Protes Telegram Setelah Bosnya Ditahan di Prancis: Tidak Masuk Akal!

pada 3 bulan lalu - by
Advertising
Advertising

Uzone.id— Pavel Durov, CEO sekaligus pendiri Telegram ditangkap di Prancis pada Minggu (25/08) sesaat setelah dirinya mendarat di Bandara Le Bourget menggunakan jet pribadinya. 

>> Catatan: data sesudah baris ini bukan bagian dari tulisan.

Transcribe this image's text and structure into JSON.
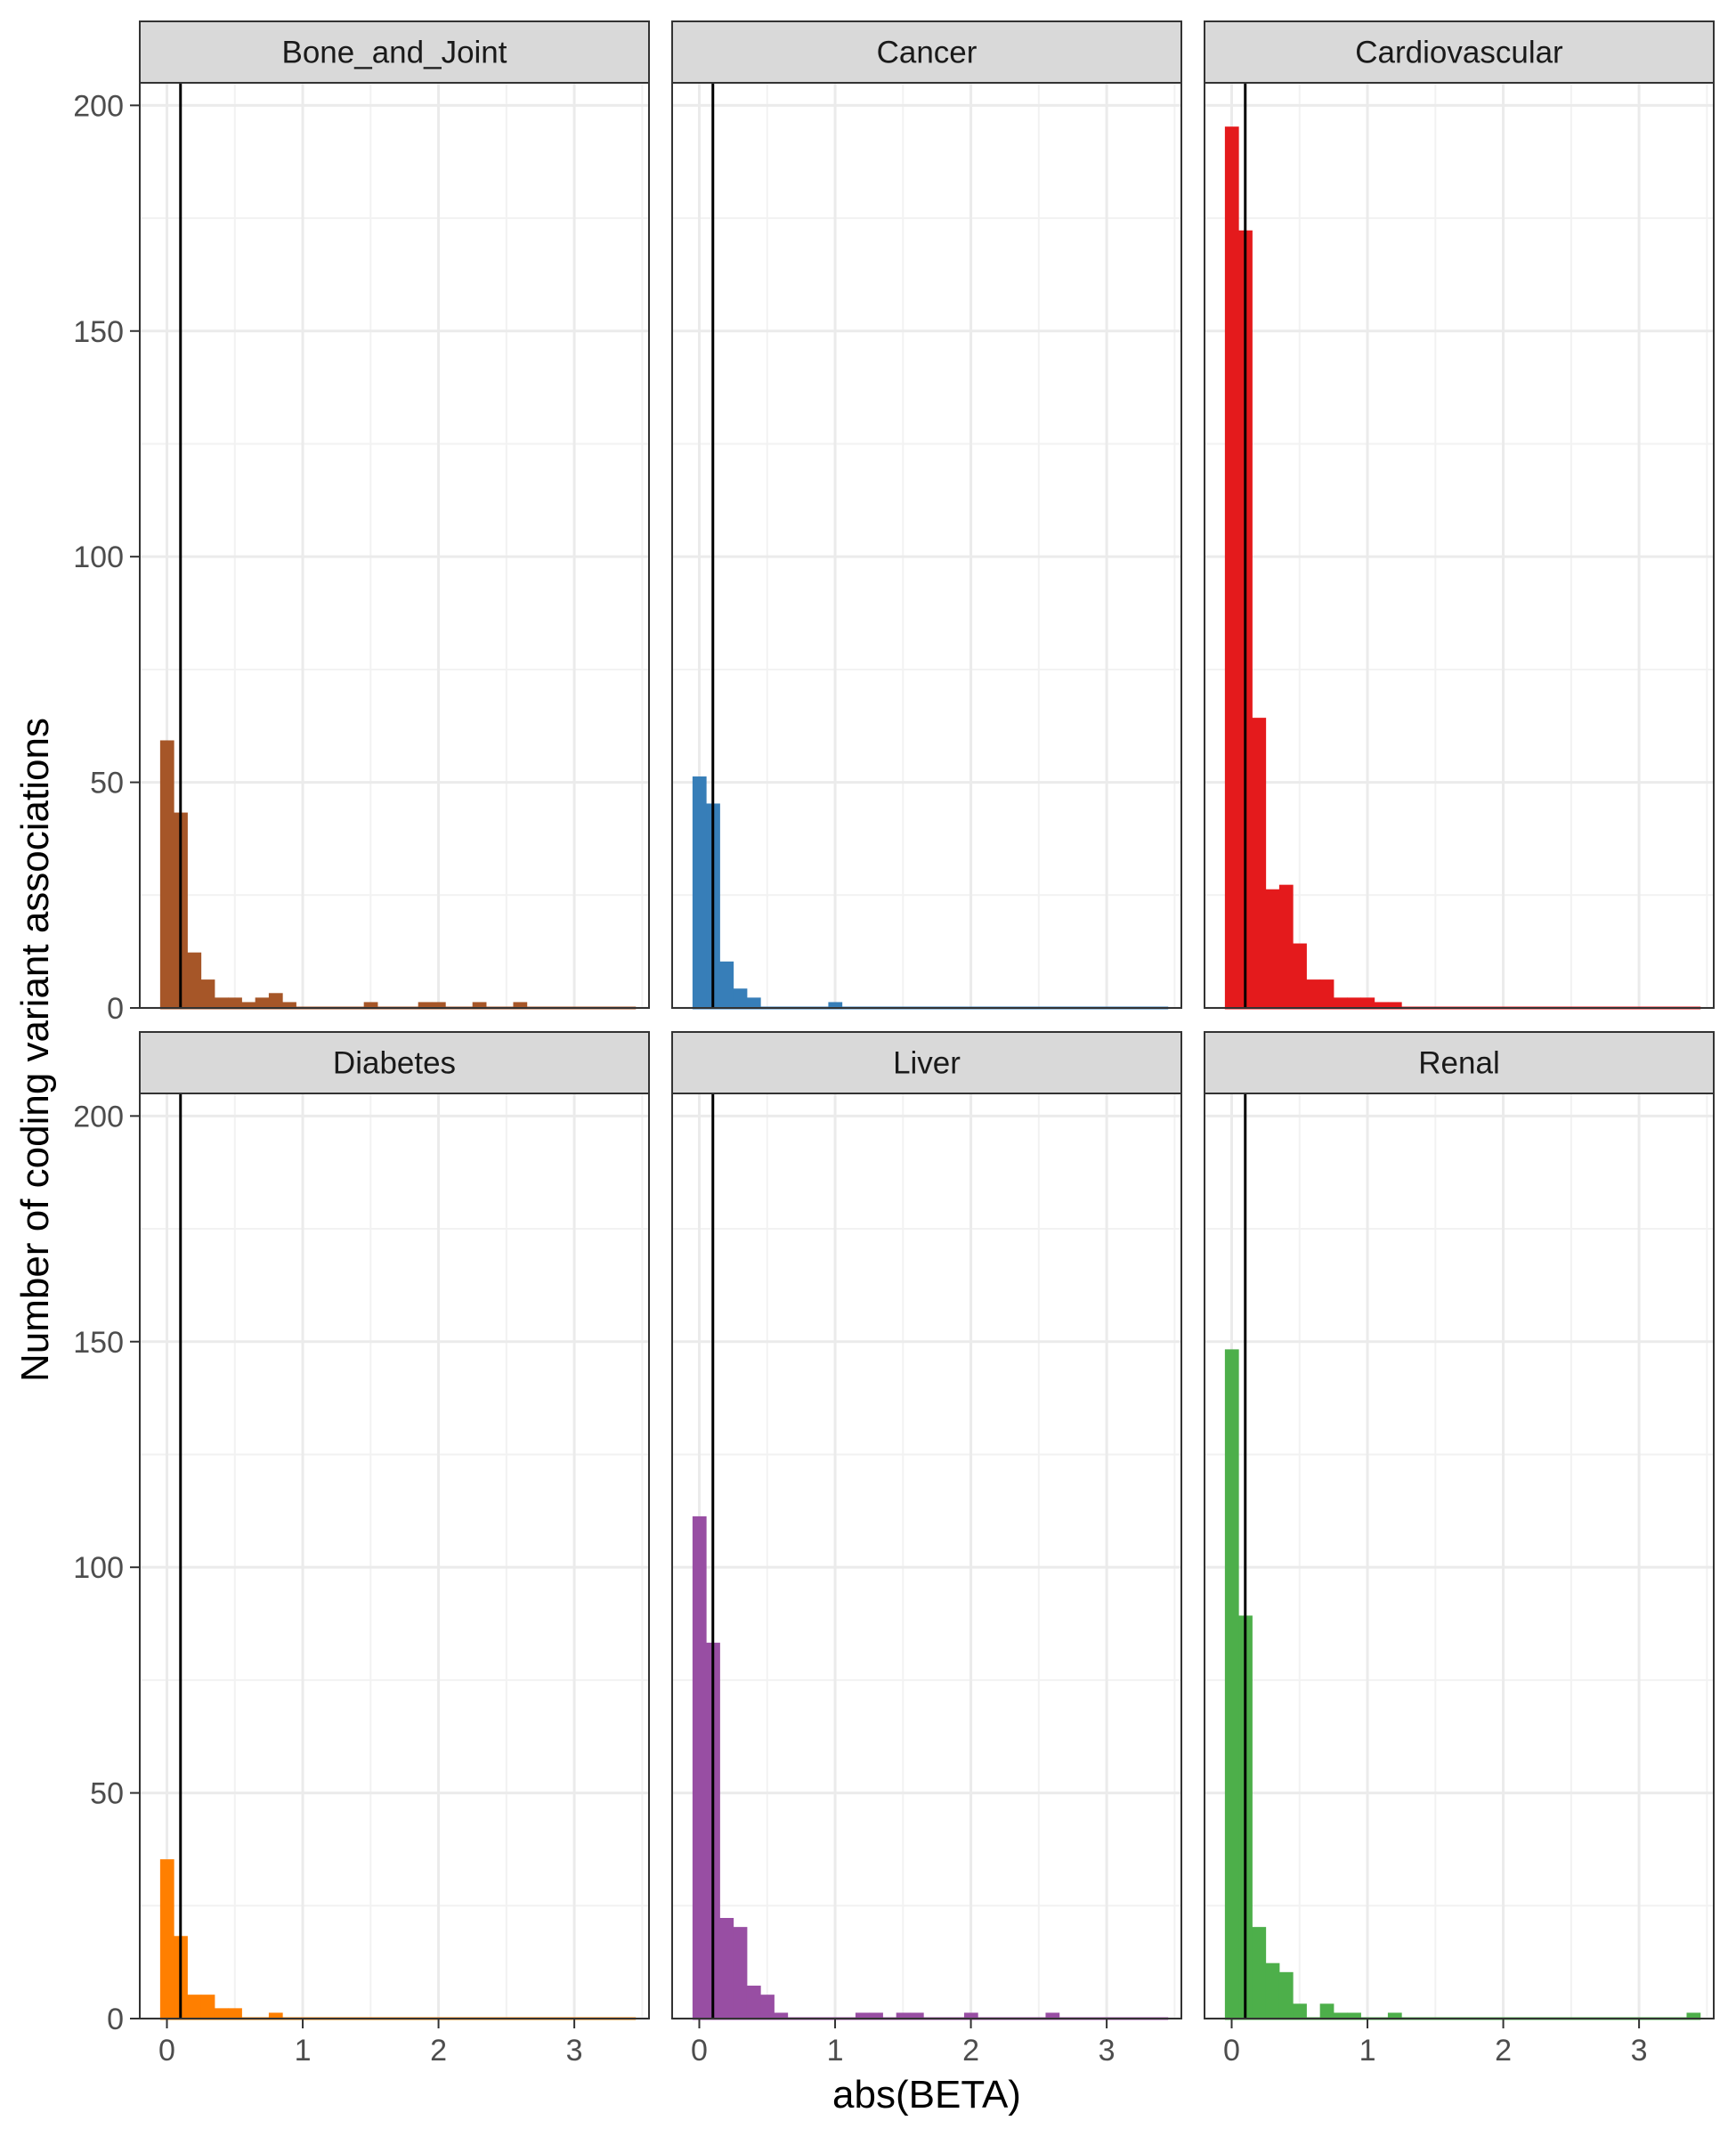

Pria berusia 39 tahun itu ditangkap berdasarkan surat perintah atas pelanggaran terkait aplikasi perpesanan populer tersebut. Hingga saat ini, Senin (26/08), Durov diketahui masih ditahan dan menurut laporan terakhir, penangkapannya berpotensi diperpanjang oleh otoritas peradilan Prancis.

 

 

Telegram pun angkat bicara usai mengetahui sang CEO ditangkap. Dalam keterangan yang dibagikan di akun X resmi Telegram, ada 5 pernyataan yang disampaikan termasuk menyebut bahwa Pavel Durov tidak menyembunyikan apa pun, bahkan sering bepergian ke Eropa.

“Telegram mematuhi hukum di Uni Eropa, termasuk Undang-Undang Layanan Digital - moderasi Telegram pun sesuai dengan standar industri dan terus ditingkatkan,” tulis Telegram dalam cuitan tersebut.

Selain itu, Telegram juga menganggap bahwa alasan penangkapan Pavel Durov tidak masuk akal, apalagi menyalahkan sang CEO terkait penyalahgunaan aplikasi oleh pengguna.

“Tak masuk akal rasanya kalau platform dan pemiliknya harus bertanggung jawab atas penyalahgunaan platform,” tambahnya.

Pihak Durov juga menjelaskan bahwa saat ini ada jutaan pengguna di seluruh dunia yang menggunakan Telegram sebagai sarana berkomunikasi antar sesama pengguna dan menjadi sumber untuk mendapat informasi penting.

 

 

“Kami saat ini sedang menunggu penyelesaian cepat dari situasi ini. Telegram bersama kalian semua,” tulis Telegram.

Sebelum adanya penangkapan tersebut, Telegram beberapa kali mendapatkan kritikan dan peringatan terkait konten-konten dalam aplikasi yang  dituduh berisi informasi terorisme, pandangan ekstremis, perdagangan narkoba, dan pencucian uang.

Karena hal tersebut, Durov terancam dipenjara hingga 20 tahun karena tidak mematuhi undang-undang moderasi konten di Prancis dan disebut gagal melakukan moderasi konten dalam aplikasi buatannya. Saat ini, pihak Rusia mendesak Prancis dan mengajukan banding untuk membebaskan pendiri Telegram tersebut.